Je m’appelle Amarildo. J’habite au sud du Brésil. J’ai connu vos podcasts à travers une amie anglaise. C’est votre
élève. J’ai écouté tous les podcasts que vous avez fait. Je comprends tout ce que vous dites parce que votre français
très clair. Il y a un podcast dans lequel vous avez dit que vous êtes végan. Je ne suis pas végan mais je ne mange pas
de bœuf ni de porc. Mais malheureusement, je mange du poisson, du fromage, je bois du lait, etc. En tout cas, je
trouve très intéressante votre manière de penser sur ce sujet. Vous avez dit dans un autre podcast que vous êtes en
train de préparer un nouveau projet. Ce projet m’intéresse beaucoup. Quand il sera  disponible  [available],j’aimerais
y participer. Merci beaucoup pour vos podcasts. Avec eux, je peux améliorer mon français.
Au revoir  Hugo
 
[00:03:54] Merci Amarildo pour ton message, ça m’a fait très plaisir. Et merci aussi à Gaby, mon élève anglaise, qui
t’a fait découvrir le podcast. J’ai l’impression qu’on a pas mal de Brésiliens qui nous écoutent en ce moment parce
que la dernière fois, dans le dernier épisode, j’avais déjà diffusé un message d’une Brésilienne, de Fabiana. Donc
voilà, j’en profite pour passer le bonjour à tous mes amis brésiliens : salut à vous et merci d’écouter le podcast !
 
[00:04:27] Ce qui m’a fait plaisir, Amarildo, dans ton message, c’est que tu m’as reparlé de cet épisode que j’avais
fait sur le véganisme, l’épisode dans lequel j’expliquais, eh bien, pourquoi je suis devenu végan. Ça me fait vraiment
plaisir de voir que ça t’a fait réfléchir à tout ça, même si, toi, tu consommes des œufs, des produits laitiers, etc. Je
sais que chacun prend ses propres décisions. L’important, c’est de parfois se remettre en cause [to reassess], de
questionner un peu nos habitudes et c’est simplement ça que j’ai essayé de faire avec cet épisode. D’ailleurs, c’est
un des épisodes du podcast pour lequel j’ai reçu le plus de messages. Donc je vois que c’est un sujet qui semble vous
intéresser et peut-être que j’en reparlerai sous un angle un peu différent dans un épisode futur.
 
[00:05:26] Aujourd’hui, j’ai décidé de vous parler d’un livre que j’ai fini de lire récemment. C’est vrai que quand on
apprend une langue, la lecture, c’est vraiment un bon moyen pour renforcer le vocabulaire. Moi, en général, la
plupart [most of] des livres que je lis sont en anglais parce que c’est vraiment la langue qui domine dans le domaine
de la recherche, des revues académiques, etc. Donc j’ai l’impression d’être un peu snob, parfois, parce que je lis
assez rarement des livres en français, finalement. Depuis que je parle anglais et que je suis capable de bien
comprendre les livres, ce que je lis, eh bien j’ai tendance à plutôt m’orienter vers des livres en anglais parce que
souvent, ce sont les livres de référence.
 
[00:06:14] A présent, je ne lis pas vraiment des livres anglais pour améliorer mes compétences, pour améliorer ma
compréhension de la langue.

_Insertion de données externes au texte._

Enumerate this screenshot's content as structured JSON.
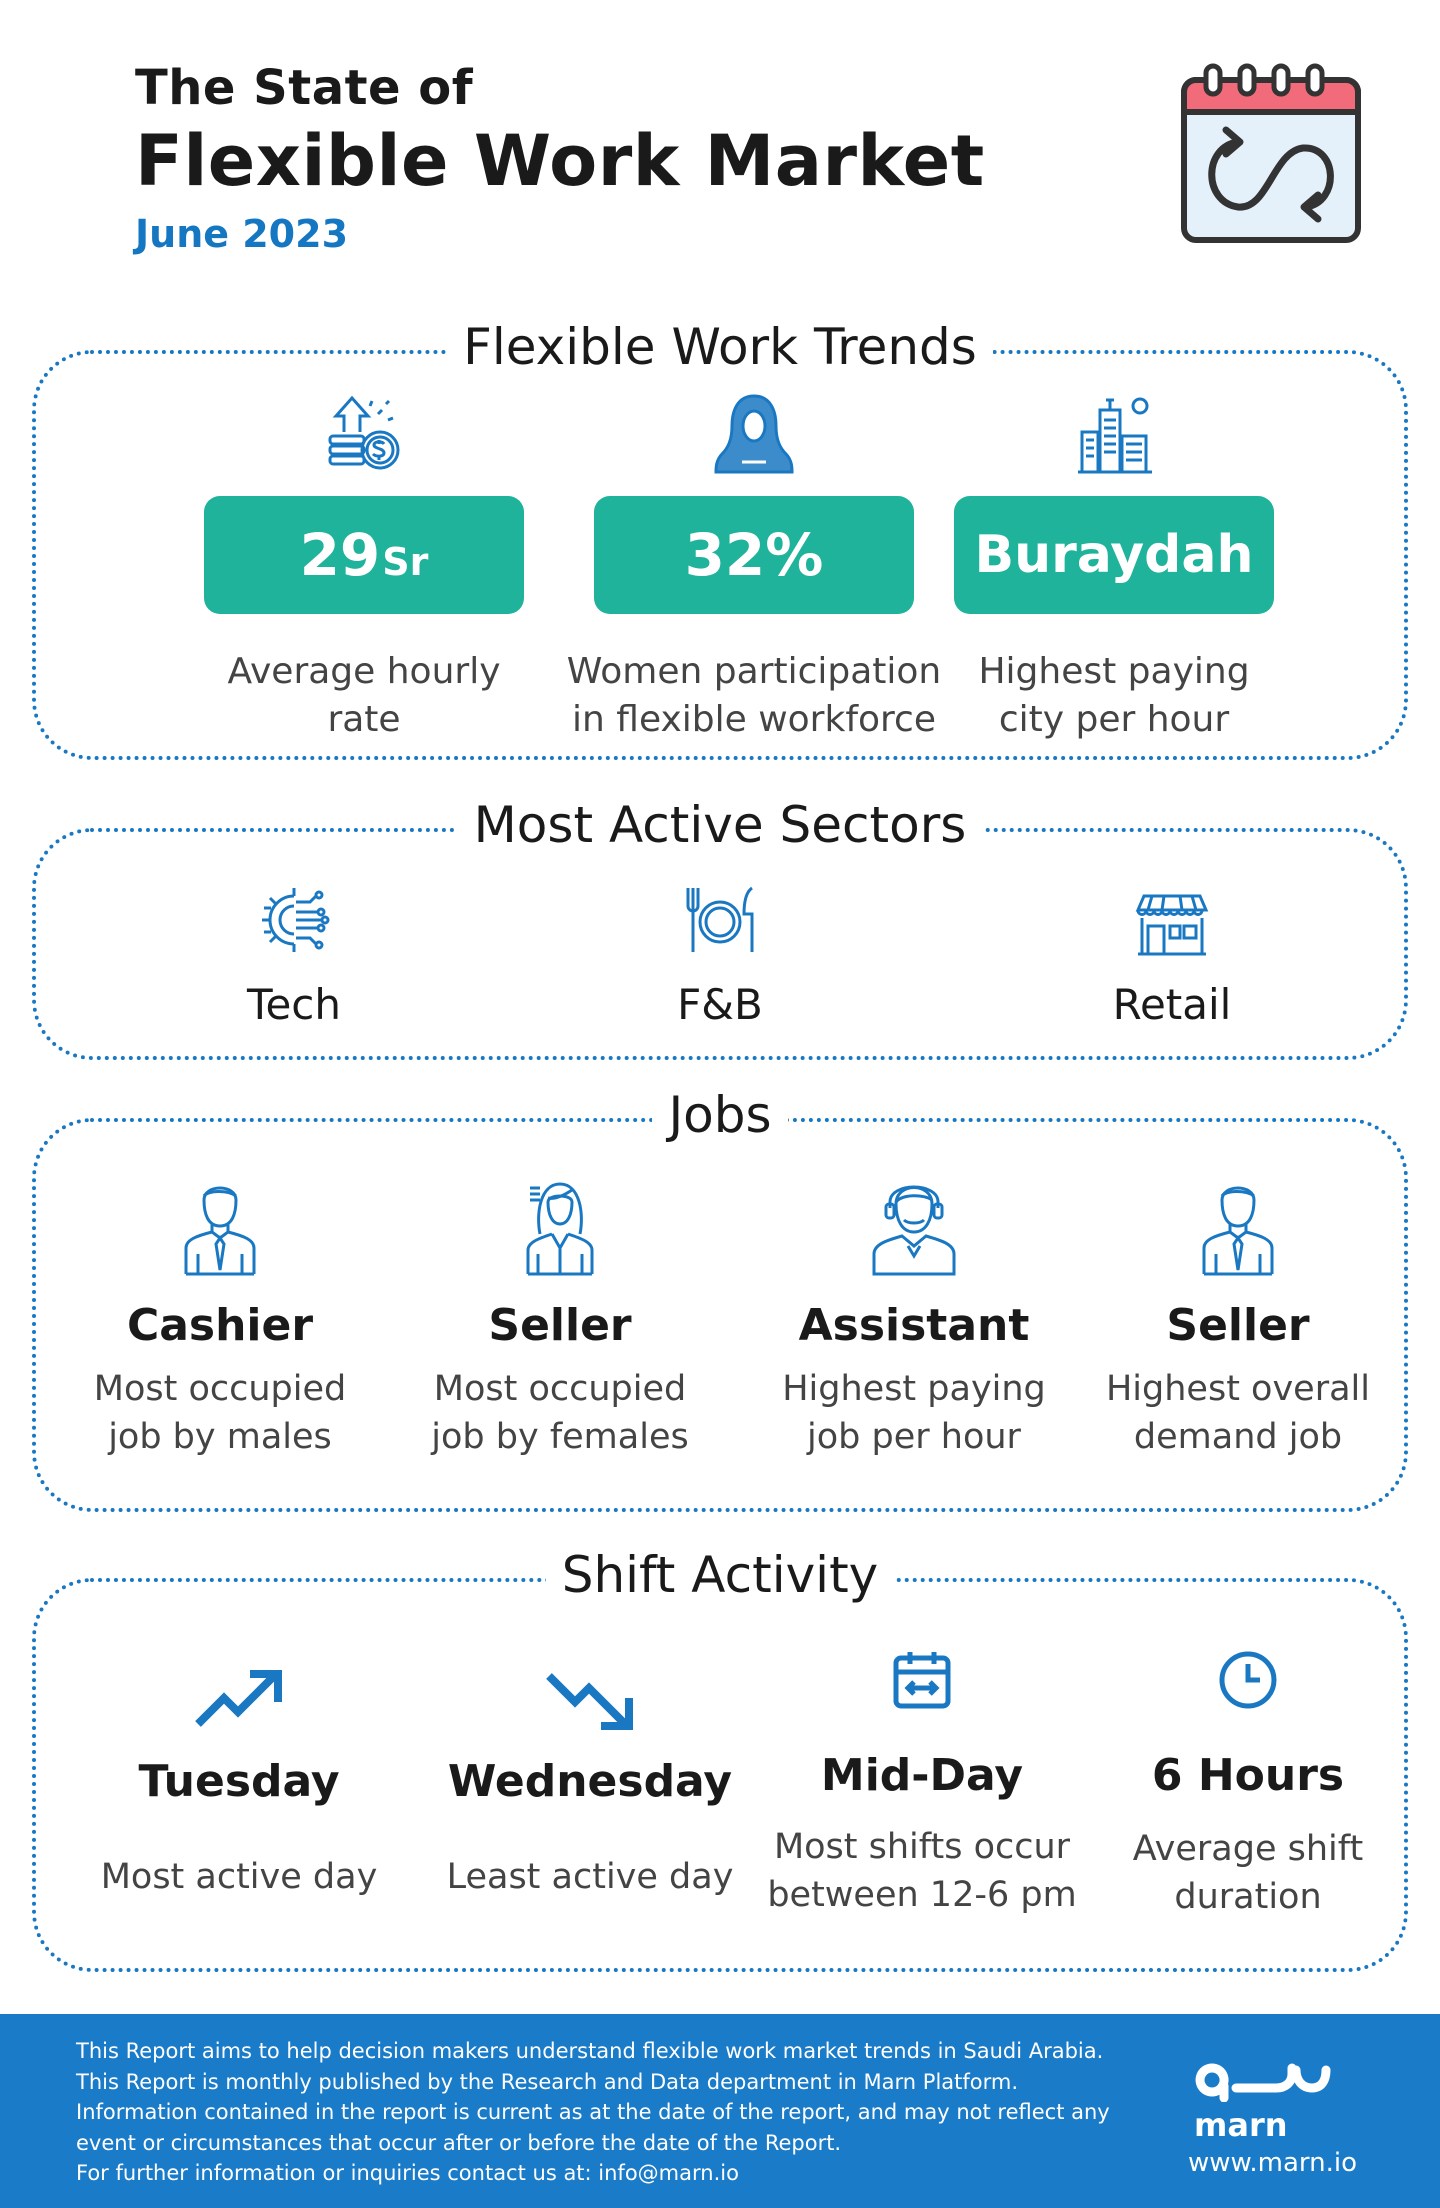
{
  "header": {
    "title_line1": "The State of",
    "title_line2": "Flexible Work Market",
    "date": "June 2023"
  },
  "trends": {
    "title": "Flexible Work Trends",
    "items": [
      {
        "icon": "money-growth-icon",
        "value": "29",
        "unit": "Sr",
        "desc_line1": "Average hourly",
        "desc_line2": "rate"
      },
      {
        "icon": "woman-hijab-icon",
        "value": "32%",
        "unit": "",
        "desc_line1": "Women participation",
        "desc_line2": "in flexible workforce"
      },
      {
        "icon": "city-buildings-icon",
        "value": "Buraydah",
        "unit": "",
        "desc_line1": "Highest paying",
        "desc_line2": "city per hour"
      }
    ]
  },
  "sectors": {
    "title": "Most Active Sectors",
    "items": [
      {
        "icon": "tech-gear-icon",
        "label": "Tech"
      },
      {
        "icon": "plate-cutlery-icon",
        "label": "F&B"
      },
      {
        "icon": "storefront-icon",
        "label": "Retail"
      }
    ]
  },
  "jobs": {
    "title": "Jobs",
    "items": [
      {
        "icon": "male-worker-icon",
        "title": "Cashier",
        "desc_line1": "Most occupied",
        "desc_line2": "job by males"
      },
      {
        "icon": "female-worker-icon",
        "title": "Seller",
        "desc_line1": "Most occupied",
        "desc_line2": "job by females"
      },
      {
        "icon": "assistant-headset-icon",
        "title": "Assistant",
        "desc_line1": "Highest paying",
        "desc_line2": "job per hour"
      },
      {
        "icon": "male-worker-icon",
        "title": "Seller",
        "desc_line1": "Highest overall",
        "desc_line2": "demand job"
      }
    ]
  },
  "shifts": {
    "title": "Shift Activity",
    "items": [
      {
        "icon": "trend-up-icon",
        "title": "Tuesday",
        "desc_line1": "Most active day",
        "desc_line2": ""
      },
      {
        "icon": "trend-down-icon",
        "title": "Wednesday",
        "desc_line1": "Least active day",
        "desc_line2": ""
      },
      {
        "icon": "calendar-range-icon",
        "title": "Mid-Day",
        "desc_line1": "Most shifts occur",
        "desc_line2": "between 12-6 pm"
      },
      {
        "icon": "clock-icon",
        "title": "6 Hours",
        "desc_line1": "Average shift",
        "desc_line2": "duration"
      }
    ]
  },
  "footer": {
    "lines": [
      "This Report aims to help decision makers understand flexible work market trends in Saudi Arabia.",
      "This Report is monthly published by the Research and Data department in Marn Platform.",
      "Information contained in the report is current as at the date of the report, and may not reflect any",
      "event or circumstances that occur after or before the date of the Report.",
      "For further information or inquiries contact us at: info@marn.io"
    ],
    "logo_arabic": "مرن",
    "logo_name": "marn",
    "url": "www.marn.io"
  },
  "colors": {
    "accent_blue": "#1a78c2",
    "teal": "#1fb39b",
    "calendar_red": "#f26b7a"
  }
}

C’est simplement quelque chose qui est devenu une habitude. Pour moi, c’est plus ou
moins la même chose, en fait, de lire un livre en français ou en anglais, peu importe [it doesn’t matter]. Et souvent,
les informations intéressantes sont plus accessibles dans la littérature anglo-saxonne.
 
[00:06:41] Et vous savez aussi sûrement que j’apprends le polonais, comme j’habite en Pologne. Donc depuis
quelques mois, j’essaye de lire de plus en plus de livres dans cette langue. Au début, j’avais commencé avec
quelques romans [novels], souvent des romans qui étaient écrits dans les deux langues (donc une page en anglais et
une page en polonais). C’était pas mal mais malheureusement, pour moi, les histoires n’étaient pas très
intéressantes et le vocabulaire n’était pas non plus très utile.
 
[00:07:11] En général, et ça, c’est très personnel, je trouve que dans les romans, il y a beaucoup de mots qui
sont, certes [admittedly], très jolis mais qui ne sont pas les mots les plus utiles, surtout quand on est à un niveau
intermédiaire. À mon avis, quand on est au niveau intermédiaire, c’est plus utile de lire des livres qui ne sont pas des
romans, qui ne sont pas de la fiction (par exemple, des essais ou des biographies) parce que dans ce type de livres,
vous allez avoir des mots de vocabulaire de la vie quotidienne, des choses que vous allez vraiment pouvoir utiliser
dans vos conversations. Alors que dans les romans, dans les histoires, la fiction, très souvent, il y a beaucoup de mots
descriptifs qui ne sont pas utilisés dans la langue quotidienne, dans la langue de tous les jours.
 
[00:08:05] Après, vous savez aussi que, je pense que quand on apprend une langue, le plus important, c’est de faire
des choses qui nous procurent du plaisir, qui nous donnent du plaisir. Donc si vous avez plus de plaisir en lisant des
romans, eh bien continuez de lire des romans. Mais à mon avis, au niveau intermédiaire, c’est plus utile de se
concentrer sur des autobiographies, des essais, bref sur des œuvres qui ne sont pas de la fiction. Ah oui d’ailleurs,
vous pouvez aussi chercher des livres sur le développement personnel [self-help] parce que là aussi, vous allez
trouver beaucoup de mots très utiles, beaucoup de vocabulaire et d’expressions de la vie quotidienne.
 
[00:08:45] Voilà, je referme cette petite parenthèse sur la lecture [I bring this small  digression about reading to an
end] et on va passer à notre sujet du jour, au sujet de cet épisode : le livre How we learn qui a été écrit par le
journaliste Benedict Carey, publié en 2014. Donc l’auteur, Benedict Carey, c’est un journaliste qui travaille au New
York Times depuis de nombreuses années et qui couvre plutôt les sujets médicaux et scientifiques.
 
[00:09:17] D’ailleurs, je trouve que, en général, les Américains sont excellents pour vulgariser [popularize] les sujets
compliqués. Autrement dit, pour prendre des sujets assez techniques, assez compliqués, qui normalement sont
plutôt réservés à un public d’experts, et les rendre [make them] accessibles au plus grand nombre pour, on pourrait
dire, « démocratiser » ces connaissances qui sont très pointues.
 
[00:09:44] Justement, c’est exactement ce que fait Benedict Carey dans son livre. En fait, ce livre Comment nous
apprenons (How we learn), c’est une synthèse des dernières recherches en psychologie, en psychologie sociale et en
neurosciences, qui se concentre sur la façon dont notre cerveau absorbe et mémorise de nouvelles informations.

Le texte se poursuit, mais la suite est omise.